Единственное, что еще доставляло мне какое-то удовлетворение, было то, что Соня по-прежнему испытывала чувство известной ответственности передо мной — да, вот верное слово! Старый Фюрст, по-видимому, очень любил сыновей. Он предоставлял им полную возможность веселиться с дочерью своего друга. Быть может, причиной тому было легкомысленное доверие к молодежи, а может, и убеждение, что там, где трое, один всегда следит за другим. Не исключено, однако, что старик рассчитывал и на то, что со временем Соня станет женой Феликса. Правда, они были почти ровесники. Но какой прок был мне тешить себя надеждой, что эта слишком незначительная разница в возрасте когда-нибудь в будущем сыграет против Феликса, если у меня сегодня, сейчас, не было еще ни профессии, ни работы, а меня уже выбивали из седла, и мне грозило, стараниями Феликса, навсегда потерять Соню? Утешаться тем, что и он, быть может, не получит ее? Утешение для мальчика, не для мужчины!

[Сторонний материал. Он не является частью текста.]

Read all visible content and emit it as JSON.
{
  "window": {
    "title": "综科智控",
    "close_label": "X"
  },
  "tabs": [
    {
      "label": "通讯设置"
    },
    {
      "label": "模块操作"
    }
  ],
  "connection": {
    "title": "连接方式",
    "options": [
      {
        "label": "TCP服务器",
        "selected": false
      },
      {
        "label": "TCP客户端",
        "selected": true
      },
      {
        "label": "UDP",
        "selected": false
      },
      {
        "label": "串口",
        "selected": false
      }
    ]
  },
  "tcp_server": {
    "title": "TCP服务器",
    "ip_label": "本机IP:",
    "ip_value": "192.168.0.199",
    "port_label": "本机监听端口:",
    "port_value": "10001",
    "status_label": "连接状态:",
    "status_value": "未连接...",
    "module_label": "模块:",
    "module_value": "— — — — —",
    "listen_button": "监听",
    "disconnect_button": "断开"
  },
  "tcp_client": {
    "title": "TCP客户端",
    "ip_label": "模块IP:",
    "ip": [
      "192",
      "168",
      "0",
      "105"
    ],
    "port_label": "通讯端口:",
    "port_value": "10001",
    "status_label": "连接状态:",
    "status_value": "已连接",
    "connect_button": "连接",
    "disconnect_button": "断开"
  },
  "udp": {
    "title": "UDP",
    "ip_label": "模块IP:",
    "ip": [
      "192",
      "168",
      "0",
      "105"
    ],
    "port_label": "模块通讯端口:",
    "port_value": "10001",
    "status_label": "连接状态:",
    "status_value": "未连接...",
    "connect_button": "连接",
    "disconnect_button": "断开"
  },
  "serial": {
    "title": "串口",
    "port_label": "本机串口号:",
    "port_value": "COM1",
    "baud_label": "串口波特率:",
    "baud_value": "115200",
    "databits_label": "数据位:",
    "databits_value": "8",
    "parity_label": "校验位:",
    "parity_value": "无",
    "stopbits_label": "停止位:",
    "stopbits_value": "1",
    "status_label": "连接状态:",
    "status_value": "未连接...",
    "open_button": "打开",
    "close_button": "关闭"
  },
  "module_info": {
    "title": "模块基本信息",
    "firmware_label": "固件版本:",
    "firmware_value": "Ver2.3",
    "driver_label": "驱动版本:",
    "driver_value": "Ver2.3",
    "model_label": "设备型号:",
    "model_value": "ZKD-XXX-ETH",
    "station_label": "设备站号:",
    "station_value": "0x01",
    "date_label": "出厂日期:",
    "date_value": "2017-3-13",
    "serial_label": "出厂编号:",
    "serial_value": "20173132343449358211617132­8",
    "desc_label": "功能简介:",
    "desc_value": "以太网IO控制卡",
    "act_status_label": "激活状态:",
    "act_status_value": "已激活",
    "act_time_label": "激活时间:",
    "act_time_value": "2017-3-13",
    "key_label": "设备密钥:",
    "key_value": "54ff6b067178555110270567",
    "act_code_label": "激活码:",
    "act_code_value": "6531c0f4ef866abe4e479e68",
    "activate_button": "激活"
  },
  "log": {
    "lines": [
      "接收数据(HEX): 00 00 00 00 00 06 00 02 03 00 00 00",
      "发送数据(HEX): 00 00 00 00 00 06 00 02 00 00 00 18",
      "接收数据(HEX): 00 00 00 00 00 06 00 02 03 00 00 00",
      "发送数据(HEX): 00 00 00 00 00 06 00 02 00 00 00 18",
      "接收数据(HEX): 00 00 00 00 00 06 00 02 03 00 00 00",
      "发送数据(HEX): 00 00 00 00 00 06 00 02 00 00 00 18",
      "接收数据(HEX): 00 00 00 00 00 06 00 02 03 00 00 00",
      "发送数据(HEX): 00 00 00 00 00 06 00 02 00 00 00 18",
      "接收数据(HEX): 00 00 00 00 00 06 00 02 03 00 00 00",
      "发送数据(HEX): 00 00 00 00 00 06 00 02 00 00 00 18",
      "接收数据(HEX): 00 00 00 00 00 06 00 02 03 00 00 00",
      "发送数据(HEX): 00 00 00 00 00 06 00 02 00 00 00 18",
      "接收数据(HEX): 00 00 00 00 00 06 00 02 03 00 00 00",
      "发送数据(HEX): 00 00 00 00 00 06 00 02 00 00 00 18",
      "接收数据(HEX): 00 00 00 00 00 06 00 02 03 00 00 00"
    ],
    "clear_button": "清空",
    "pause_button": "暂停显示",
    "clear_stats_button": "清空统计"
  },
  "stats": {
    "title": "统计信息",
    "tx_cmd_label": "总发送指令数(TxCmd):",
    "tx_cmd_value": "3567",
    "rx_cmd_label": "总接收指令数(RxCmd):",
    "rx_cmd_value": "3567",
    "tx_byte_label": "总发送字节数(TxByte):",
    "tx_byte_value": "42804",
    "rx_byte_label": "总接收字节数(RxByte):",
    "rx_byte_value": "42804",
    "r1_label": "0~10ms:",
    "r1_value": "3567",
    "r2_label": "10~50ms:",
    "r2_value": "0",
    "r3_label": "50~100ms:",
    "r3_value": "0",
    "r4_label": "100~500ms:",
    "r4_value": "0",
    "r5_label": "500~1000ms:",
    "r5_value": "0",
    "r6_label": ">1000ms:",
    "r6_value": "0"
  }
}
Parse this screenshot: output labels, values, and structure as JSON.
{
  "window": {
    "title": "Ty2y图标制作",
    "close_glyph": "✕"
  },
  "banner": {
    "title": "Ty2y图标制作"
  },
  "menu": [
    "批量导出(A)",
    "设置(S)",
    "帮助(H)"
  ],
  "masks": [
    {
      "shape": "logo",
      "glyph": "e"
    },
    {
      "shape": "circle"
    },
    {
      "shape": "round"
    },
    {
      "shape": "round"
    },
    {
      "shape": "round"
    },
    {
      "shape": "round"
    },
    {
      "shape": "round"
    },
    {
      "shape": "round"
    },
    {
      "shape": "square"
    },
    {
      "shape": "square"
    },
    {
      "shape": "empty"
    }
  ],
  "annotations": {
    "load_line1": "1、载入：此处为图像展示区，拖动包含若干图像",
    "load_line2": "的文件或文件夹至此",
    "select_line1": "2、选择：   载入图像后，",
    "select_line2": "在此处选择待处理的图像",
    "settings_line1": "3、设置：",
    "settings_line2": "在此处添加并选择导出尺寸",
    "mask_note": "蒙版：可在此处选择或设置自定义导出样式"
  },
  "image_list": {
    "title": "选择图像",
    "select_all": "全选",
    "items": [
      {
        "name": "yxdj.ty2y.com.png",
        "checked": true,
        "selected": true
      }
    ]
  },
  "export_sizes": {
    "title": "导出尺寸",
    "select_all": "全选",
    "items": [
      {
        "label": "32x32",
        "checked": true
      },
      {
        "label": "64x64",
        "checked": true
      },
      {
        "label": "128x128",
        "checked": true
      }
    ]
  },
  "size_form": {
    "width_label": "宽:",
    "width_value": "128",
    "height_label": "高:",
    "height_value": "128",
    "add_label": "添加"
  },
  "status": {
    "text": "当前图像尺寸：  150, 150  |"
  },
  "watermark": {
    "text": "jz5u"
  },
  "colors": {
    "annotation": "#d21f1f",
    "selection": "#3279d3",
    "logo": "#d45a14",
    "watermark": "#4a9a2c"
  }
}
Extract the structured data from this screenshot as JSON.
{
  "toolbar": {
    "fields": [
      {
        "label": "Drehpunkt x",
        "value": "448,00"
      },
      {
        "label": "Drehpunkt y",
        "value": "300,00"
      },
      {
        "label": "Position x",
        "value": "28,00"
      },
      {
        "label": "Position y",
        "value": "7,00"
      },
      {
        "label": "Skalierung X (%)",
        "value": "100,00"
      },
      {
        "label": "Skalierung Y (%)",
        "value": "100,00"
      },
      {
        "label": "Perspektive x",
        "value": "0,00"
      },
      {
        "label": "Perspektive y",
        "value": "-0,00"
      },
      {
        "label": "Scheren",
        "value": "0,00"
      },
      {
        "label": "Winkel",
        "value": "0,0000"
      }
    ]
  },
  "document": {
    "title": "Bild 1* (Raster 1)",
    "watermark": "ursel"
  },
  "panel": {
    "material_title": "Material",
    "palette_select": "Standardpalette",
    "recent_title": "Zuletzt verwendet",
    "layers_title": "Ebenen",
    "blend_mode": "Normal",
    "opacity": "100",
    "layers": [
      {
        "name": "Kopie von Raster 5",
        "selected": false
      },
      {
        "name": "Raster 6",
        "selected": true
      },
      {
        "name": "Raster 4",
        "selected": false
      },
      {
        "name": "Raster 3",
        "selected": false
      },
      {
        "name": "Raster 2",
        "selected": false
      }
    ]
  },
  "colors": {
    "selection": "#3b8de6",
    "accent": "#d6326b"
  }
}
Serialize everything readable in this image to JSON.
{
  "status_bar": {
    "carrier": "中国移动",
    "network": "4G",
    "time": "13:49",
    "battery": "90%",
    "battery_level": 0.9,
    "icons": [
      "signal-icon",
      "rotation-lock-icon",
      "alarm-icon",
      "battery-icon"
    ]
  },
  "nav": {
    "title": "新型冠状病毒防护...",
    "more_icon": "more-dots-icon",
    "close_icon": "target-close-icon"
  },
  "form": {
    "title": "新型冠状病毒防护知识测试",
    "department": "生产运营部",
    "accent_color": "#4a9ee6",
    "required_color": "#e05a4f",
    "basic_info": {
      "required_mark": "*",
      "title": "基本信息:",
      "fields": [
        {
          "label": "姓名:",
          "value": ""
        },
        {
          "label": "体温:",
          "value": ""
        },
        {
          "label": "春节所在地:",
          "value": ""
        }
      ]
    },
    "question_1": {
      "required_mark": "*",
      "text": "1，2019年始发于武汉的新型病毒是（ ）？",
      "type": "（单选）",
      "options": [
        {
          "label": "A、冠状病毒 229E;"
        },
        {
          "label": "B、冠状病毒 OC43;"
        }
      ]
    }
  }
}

Они с Соней устраивали проделки, которые мне отнюдь не нравились. Раз как-то целый вечер учили ее курить. Мои попытки прекратить это ни к чему не привели. Я стал врагом из лагеря стариков. Человеком, которого, правда, нужно слушаться, но которого можно обманывать, а после этого презирать.
В течение какого-то времени я пытался поссорить братьев. Но если и была у них какая-то добродетель, то именно братская солидарность. Они могли спорить друг с другом до драки, но стоило вмешаться третьему и принять сторону одного из них — оба тотчас объединялись против общего неприятеля. Братья были проницательны. Они умели чуять противника и определять, каким оружием с ним бороться. Дополняя друг друга, они были почти неуязвимы. Принизить их в глазах Сони! Бог ты мой, сколько раз я тщетно пытался этого добиться!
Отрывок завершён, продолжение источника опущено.